Nulla di segreto, stava tutto scritto e reso pubblico. Eppure la Casta ha chiuso gli occhi di fronte a un Gengis Khan fiorentino pronto a sterminarla. La sua passività è imperdonabile. La Casta ha offerto il collo a chi dichiarava di volerla decapitare. Per primi si sono presentati al boia i capi del Partito democratico. Guardate come è ridotta la ditta di Bersani & C. Poi sono stati accoppati i vertici di Forza Italia. Il cavalier Berlusconi si riteneva il più furbo del pianeta. Adesso stenta a guidare un baraccone dove tutti si sbranano. È inutile stupirsi se tanti politici di seconda o terza fila si stiano inginocchiando a Renzi.
Il suo Partito della Nazione non ha bisogno di essere fondato.

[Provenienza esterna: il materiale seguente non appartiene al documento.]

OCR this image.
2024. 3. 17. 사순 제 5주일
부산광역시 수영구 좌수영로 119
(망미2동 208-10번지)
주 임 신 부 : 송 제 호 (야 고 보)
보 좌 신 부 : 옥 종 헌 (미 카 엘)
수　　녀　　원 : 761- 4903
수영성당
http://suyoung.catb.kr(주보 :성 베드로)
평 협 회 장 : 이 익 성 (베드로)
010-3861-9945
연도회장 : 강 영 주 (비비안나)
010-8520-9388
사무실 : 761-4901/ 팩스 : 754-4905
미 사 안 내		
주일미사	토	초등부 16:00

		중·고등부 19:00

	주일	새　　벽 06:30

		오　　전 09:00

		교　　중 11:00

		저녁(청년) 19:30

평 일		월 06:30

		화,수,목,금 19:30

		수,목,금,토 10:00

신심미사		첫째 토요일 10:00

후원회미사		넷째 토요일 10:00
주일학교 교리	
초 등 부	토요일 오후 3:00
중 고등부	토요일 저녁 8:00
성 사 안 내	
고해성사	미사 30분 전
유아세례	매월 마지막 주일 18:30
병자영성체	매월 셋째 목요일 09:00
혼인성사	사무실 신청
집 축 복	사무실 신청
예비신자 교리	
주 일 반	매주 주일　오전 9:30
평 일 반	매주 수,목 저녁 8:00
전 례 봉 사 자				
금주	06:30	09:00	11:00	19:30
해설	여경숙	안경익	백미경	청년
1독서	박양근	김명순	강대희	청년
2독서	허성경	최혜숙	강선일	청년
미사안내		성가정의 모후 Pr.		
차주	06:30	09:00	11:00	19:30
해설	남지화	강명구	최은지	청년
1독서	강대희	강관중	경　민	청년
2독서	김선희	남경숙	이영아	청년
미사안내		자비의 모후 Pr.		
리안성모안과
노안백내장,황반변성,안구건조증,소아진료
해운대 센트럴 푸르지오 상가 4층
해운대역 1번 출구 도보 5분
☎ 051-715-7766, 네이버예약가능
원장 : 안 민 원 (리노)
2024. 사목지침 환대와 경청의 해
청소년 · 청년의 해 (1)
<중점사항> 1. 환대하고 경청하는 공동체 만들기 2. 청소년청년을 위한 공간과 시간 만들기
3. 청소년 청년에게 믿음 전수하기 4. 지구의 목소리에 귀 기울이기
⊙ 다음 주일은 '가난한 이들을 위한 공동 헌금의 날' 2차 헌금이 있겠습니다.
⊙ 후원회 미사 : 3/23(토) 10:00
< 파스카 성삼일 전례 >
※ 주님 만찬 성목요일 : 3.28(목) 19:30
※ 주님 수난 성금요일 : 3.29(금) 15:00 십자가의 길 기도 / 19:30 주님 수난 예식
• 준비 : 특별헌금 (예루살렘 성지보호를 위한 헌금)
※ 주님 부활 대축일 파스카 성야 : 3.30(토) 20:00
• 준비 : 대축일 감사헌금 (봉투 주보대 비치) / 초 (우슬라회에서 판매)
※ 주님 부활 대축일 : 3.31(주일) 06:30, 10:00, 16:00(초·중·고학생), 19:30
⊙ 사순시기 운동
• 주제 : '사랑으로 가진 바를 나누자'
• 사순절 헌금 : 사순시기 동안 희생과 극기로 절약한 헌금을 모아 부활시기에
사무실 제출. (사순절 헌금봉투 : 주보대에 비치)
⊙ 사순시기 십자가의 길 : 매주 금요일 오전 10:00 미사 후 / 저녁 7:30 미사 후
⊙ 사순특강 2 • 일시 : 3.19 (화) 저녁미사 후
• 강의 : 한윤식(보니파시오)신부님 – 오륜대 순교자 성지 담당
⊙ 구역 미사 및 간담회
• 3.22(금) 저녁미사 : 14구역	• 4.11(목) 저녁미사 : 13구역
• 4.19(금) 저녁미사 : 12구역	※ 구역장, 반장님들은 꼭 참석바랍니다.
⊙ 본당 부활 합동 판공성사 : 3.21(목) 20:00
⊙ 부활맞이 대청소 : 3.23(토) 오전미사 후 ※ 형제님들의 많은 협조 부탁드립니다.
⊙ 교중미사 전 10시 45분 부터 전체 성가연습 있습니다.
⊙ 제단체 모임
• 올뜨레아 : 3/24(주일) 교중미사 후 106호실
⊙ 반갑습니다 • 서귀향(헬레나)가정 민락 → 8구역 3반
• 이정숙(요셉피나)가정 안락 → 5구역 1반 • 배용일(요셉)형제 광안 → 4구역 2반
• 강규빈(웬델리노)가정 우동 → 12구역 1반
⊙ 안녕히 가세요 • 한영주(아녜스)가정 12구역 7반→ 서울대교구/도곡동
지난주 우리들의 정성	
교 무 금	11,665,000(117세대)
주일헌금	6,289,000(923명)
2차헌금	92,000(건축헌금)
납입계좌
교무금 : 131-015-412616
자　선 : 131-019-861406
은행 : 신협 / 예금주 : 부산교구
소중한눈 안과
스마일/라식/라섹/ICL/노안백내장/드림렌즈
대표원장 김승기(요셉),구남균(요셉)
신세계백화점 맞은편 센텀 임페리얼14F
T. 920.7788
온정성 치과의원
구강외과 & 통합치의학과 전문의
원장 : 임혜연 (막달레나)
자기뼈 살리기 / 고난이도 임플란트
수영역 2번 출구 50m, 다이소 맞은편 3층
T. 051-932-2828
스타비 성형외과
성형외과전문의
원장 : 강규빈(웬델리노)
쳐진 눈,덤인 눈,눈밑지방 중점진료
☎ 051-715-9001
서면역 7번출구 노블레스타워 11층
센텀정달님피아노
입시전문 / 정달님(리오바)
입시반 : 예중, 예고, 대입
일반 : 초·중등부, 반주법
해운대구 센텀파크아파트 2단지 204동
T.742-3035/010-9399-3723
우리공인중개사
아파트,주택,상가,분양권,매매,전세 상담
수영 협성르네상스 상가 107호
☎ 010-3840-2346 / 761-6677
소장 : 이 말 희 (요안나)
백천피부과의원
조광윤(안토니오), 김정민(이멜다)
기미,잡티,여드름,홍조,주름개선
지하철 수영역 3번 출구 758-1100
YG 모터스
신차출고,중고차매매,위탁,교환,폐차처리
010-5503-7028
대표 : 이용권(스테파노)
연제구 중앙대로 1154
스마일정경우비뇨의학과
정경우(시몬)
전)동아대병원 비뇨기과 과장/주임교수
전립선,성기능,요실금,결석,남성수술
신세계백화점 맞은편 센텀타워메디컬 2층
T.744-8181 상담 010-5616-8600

Sta già qui. E si prepara a vincere la battaglia delle battaglie: il varo dell’Italicum, la legge elettorale maggioritaria. Questa è l’ultima chiamata alle armi per chi non vuole la nascita di un regime soffice nella forma, ma spietato nella sostanza. Renzi vuole disporre di un Parlamento pronto ad obbedirgli. Con una conseguenza fatale: niente vere riforme, fonte di grane infinite. Bensì un governo dalla mano dura, senza riguardi per nessuno, almeno in casa nostra.
Qualche giorno fa il Wall Street Journal, un media di prestigio internazionale, ha scritto: «È l’Italia, non la Grecia, il cuore della questione dell’euro. Se la crisi della Grecia è acuta, allora l’Italia ne ha una forma cronica. È cresciuta pochissimo dal suo ingresso nell’euro, è un elefante nella stanza».
Se ne preoccupa, il premier? Difficile saperlo. Lui sembra dedito a una sola pratica: il rafforzamento continuo del proprio potere. Tutti i capi di governo provvedono a dotarsi di una squadra di amici fidati. Una struttura che, nella versione polemica, diventa il cerchio magico. Ma nessuno, almeno in Italia, ha mai allargato a dismisura la corte dei serventi. Renzi ha iniziato a formarla prima di arrivare a Palazzo Chigi. I nuovi ingressi sono continui. E il Cerchio Gigliato ha raggiunto dimensioni strabilianti. Ne aveva già scritto un anno fa il giornalista che più di tutti conosce Matteo. È David Allegranti, un cronista di 31 anni, redattore del supplemento fiorentino del Corriere della sera. Il suo libro, «The Boy. Matteo Renzi e il cambiamento dell’Italia» era stato pubblicato da Marsilio nel maggio 2014. Adesso, l’autore ha aggiornato le sue tavole in una paginata del Foglio, uscita il 2 aprile.
Il titolo recita: «Il potere di Firenze. Ministeri. Segreterie. Partecipate. Istituzioni. Consulenti. E poi il caso Delrio. La trasformazione di Palazzo Chigi in Palazzo Vecchio. Geografia smaliziata dei fiorentini che contano nell’èra Renzi». È una lettura che stordisce. Conferma che il Partito Unico o della Nazione ha già il suo gruppo di comando. Tuttavia, l’elenco di Allegranti non contiene i nomi di chi è stato cacciato dagli incarichi senza colpa, per far posto ai prediletti del capo. Sotto questo profilo, Renzi deve stare attento. Aldo Moro un giorno disse: «Temete l’ira dei calmi». Quando il Super Premier inciamperà in qualche ostacolo, i tanti che si vogliono vendicare lo sbraneranno. Quanto all’uovo pasquale di Matteo, contiene una sola sorpresa: il nulla. Dove può accadere di tutto.